EM SIG field trip in San Diego

THE LONG VIEW
At the January JMM in San Diego Kevin Robinson, a geologist at San Diego State University, spoke to the EM SIG about the local geology. He teaches about 500 students each semester in a course "Natural Disasters," but prefers to teach "Rock Types and Plate Tectonics." He took us on a beautiful trip where we saw many types of rock formations and were awed by the beauty of them. We took a bus down the Rose Canyon fault; many CA freeways are built along faults. In the 1960's many houses were unknowingly built on cracks and have had to been remediated.
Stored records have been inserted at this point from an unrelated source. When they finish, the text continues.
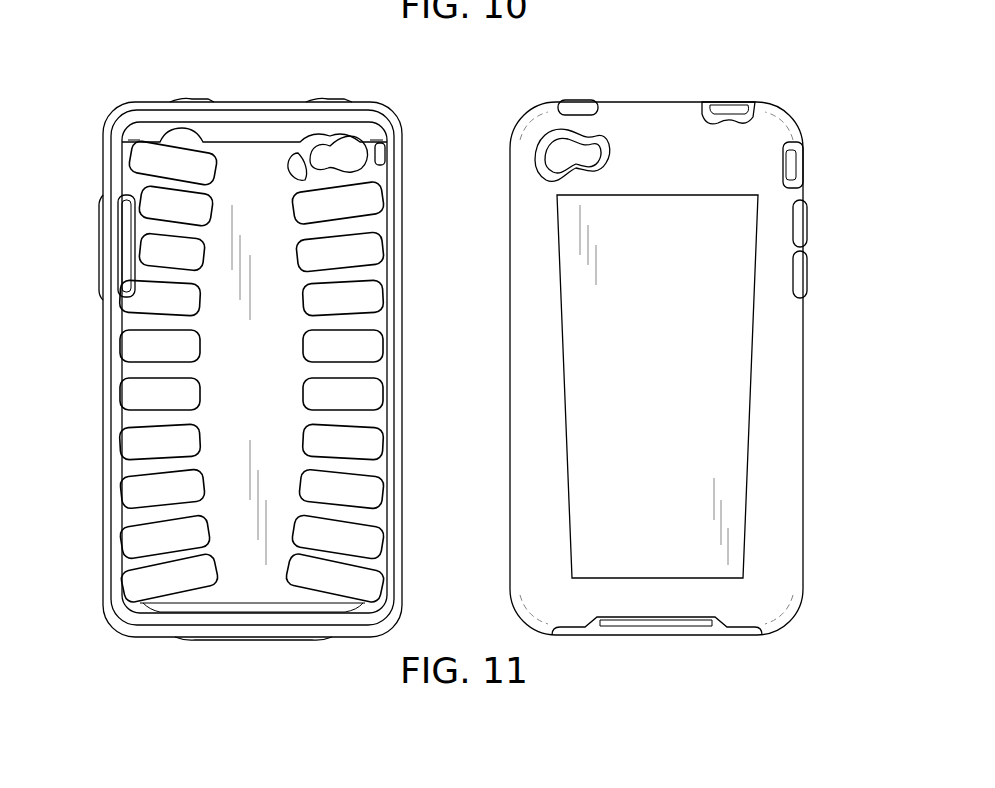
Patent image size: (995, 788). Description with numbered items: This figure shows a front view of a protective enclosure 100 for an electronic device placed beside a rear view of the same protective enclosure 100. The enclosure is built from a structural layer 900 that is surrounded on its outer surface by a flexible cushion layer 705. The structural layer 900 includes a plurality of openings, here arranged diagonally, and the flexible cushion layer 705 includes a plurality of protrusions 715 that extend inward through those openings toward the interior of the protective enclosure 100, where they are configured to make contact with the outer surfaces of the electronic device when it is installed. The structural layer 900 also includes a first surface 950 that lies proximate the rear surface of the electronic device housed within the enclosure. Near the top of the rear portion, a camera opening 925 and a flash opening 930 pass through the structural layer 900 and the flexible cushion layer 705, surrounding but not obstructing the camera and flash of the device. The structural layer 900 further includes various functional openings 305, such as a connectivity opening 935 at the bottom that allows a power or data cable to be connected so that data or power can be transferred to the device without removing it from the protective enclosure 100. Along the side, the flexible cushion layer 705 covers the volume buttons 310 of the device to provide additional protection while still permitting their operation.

The protective enclosure 100 is at (128, 66).
The functional openings 305 is at (735, 118).
The volume buttons 310 is at (104, 215).
The flexible cushion layer 705 is at (108, 525).
The protrusions 715 is at (162, 350).
The structural layer 900 is at (243, 163).
The camera opening 925 is at (353, 158).
The flash opening 930 is at (317, 157).
The connectivity opening 935 is at (687, 622).
The first surface 950 is at (258, 350).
First, Dr. Robinson told us some history. About 4.5 billion years ago the earth was becoming recognizably a planet, as opposed to a swirling glob of gasses. About 4 billion years ago most of the surface was covered with water, but a few islands of land were peaking through. It is now possible to stand on land that is 4 billion years old. These islands probably made up less than five percent of the earth's surface, but they gradually accumulated to become continental crusts.

By 3 billion years ago fairly large continents were beginning, but the continental plates have moved considerably since then. By 2 billion years ago the land area of the earth was about 20% of its total surface. The size of North America has doubled in the past 35 MILLION years.
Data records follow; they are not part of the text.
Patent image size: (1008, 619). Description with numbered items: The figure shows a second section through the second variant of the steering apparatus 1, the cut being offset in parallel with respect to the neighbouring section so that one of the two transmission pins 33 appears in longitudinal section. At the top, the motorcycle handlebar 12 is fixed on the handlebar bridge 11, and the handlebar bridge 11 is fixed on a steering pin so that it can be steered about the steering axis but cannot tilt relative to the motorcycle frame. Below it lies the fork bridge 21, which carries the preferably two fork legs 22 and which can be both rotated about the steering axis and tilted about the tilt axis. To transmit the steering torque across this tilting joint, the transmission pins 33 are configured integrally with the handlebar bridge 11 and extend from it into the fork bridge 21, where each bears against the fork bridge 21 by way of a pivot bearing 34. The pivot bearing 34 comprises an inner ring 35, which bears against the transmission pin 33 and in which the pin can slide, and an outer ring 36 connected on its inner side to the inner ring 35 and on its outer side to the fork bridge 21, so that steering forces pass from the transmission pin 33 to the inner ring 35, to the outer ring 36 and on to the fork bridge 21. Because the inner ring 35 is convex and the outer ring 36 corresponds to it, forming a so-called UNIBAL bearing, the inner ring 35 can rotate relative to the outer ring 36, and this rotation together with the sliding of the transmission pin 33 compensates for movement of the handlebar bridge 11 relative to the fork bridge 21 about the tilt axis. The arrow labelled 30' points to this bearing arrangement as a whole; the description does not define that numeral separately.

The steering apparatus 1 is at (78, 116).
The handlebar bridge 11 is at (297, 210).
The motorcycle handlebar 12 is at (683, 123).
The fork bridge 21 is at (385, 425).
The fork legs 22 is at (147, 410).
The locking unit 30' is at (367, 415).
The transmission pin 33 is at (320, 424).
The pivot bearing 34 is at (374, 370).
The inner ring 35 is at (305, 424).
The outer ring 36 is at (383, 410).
About 500 million years ago, California, Oregon, Nevada, and Utah were still under the ocean. From 500 to 200 million years ago sedimentary rocks accumulated along the western edge of North America. Most of California wasn't here yet. Much has been deposited in the past 100 million years. Large parts of California were formed from 120 to 90 million years ago by intrusion of igneous rocks like those of the Sierra Nevada in an ancient volcanic mountain range which has since been eroded. However, the San Diego coastal plain has been uplifted only in the past 800,000 years.

Water lowers the melting point of hot rock, and volcanoes have pushed igneous rocks up from below. There were mountain ranges in CA similar to the Andes about 100 million years ago, but they were mostly eroded away in 50 million years. Now CA near the ocean is largely made up of sedimentary rocks, where much organic matter grew 20-6 million years ago. There are large basins of oil off the CA coast, and an off-shore oil drilling ban in CA.
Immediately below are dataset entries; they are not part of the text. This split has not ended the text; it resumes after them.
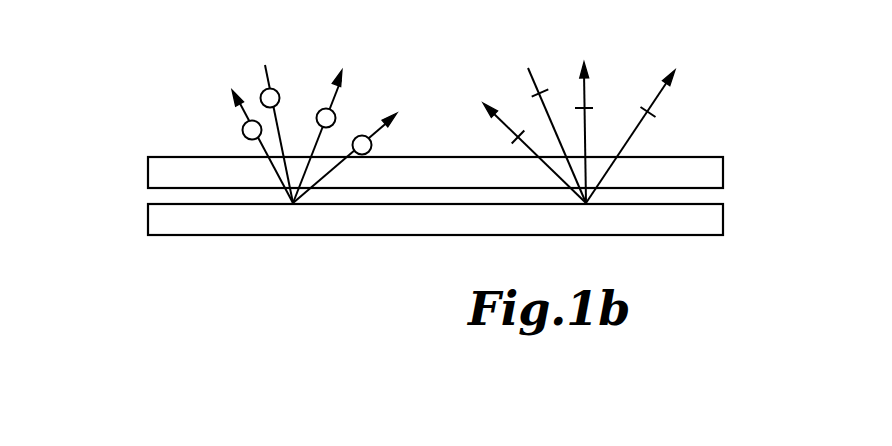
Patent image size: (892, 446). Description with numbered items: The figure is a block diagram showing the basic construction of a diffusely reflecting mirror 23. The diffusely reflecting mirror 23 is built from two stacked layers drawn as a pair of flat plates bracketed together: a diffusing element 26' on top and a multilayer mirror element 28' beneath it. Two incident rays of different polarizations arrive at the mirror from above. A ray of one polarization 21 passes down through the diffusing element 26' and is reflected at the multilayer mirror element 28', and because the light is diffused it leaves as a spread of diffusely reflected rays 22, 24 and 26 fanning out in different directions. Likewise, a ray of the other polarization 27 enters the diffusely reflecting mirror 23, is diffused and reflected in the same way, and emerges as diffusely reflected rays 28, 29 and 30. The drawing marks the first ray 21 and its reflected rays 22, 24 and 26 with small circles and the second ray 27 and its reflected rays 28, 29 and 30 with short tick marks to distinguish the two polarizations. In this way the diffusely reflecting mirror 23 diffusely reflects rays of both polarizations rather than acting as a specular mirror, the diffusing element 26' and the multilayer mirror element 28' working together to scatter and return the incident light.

The ray of first polarization 21 is at (265, 77).
The diffusely reflected ray 22 is at (239, 116).
The diffusely reflecting mirror 23 is at (370, 197).
The diffusely reflected ray 24 is at (325, 103).
The diffusely reflected ray 26 is at (365, 158).
The diffusing element 26' is at (402, 172).
The ray of second polarization 27 is at (531, 82).
The diffusely reflected ray 28 is at (523, 153).
The multilayer mirror element 28' is at (402, 219).
The diffusely reflected ray 29 is at (587, 97).
The diffusely reflected ray 30 is at (653, 105).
The San Andreas fault system is about six million years old. It began when the Pacific plate hit North America. There are some geothermal power plants along the fault. "The energy available from geothermal is incredible." If the San Andreas fault broke, it would cause an earthquake similar to that in Indonesia in 2004. Alaska is considered the "catchers' mitt" of rumbles from slip faults along the western edge of North America. The last serious fault break was in 1847, and there has been about 150-year intervals between serious breaks. Between breaks there are smaller earthquakes and "creeping faults," which don't give quakes. One of the events that convinced geologists that continental drift was real was the Alaskan earthquake of 1964, which was just what the believers in continental drift had predicted.

The sea level has risen and fallen about 400 feet dozens of times over the past several million years as the global ice accumulates during ice ages and as it melts, dumps water into the ocean. Over the past 1.2 million years this has happened about every 100 thousand years. Before that, starting about 3 million years ago, ice ages happened about every 40,000 years. The ice ages have become more extreme over the past million years.

Homo sapiens sapiens emerged about 160,000 years ago, so we have witnessed and survived one ice age.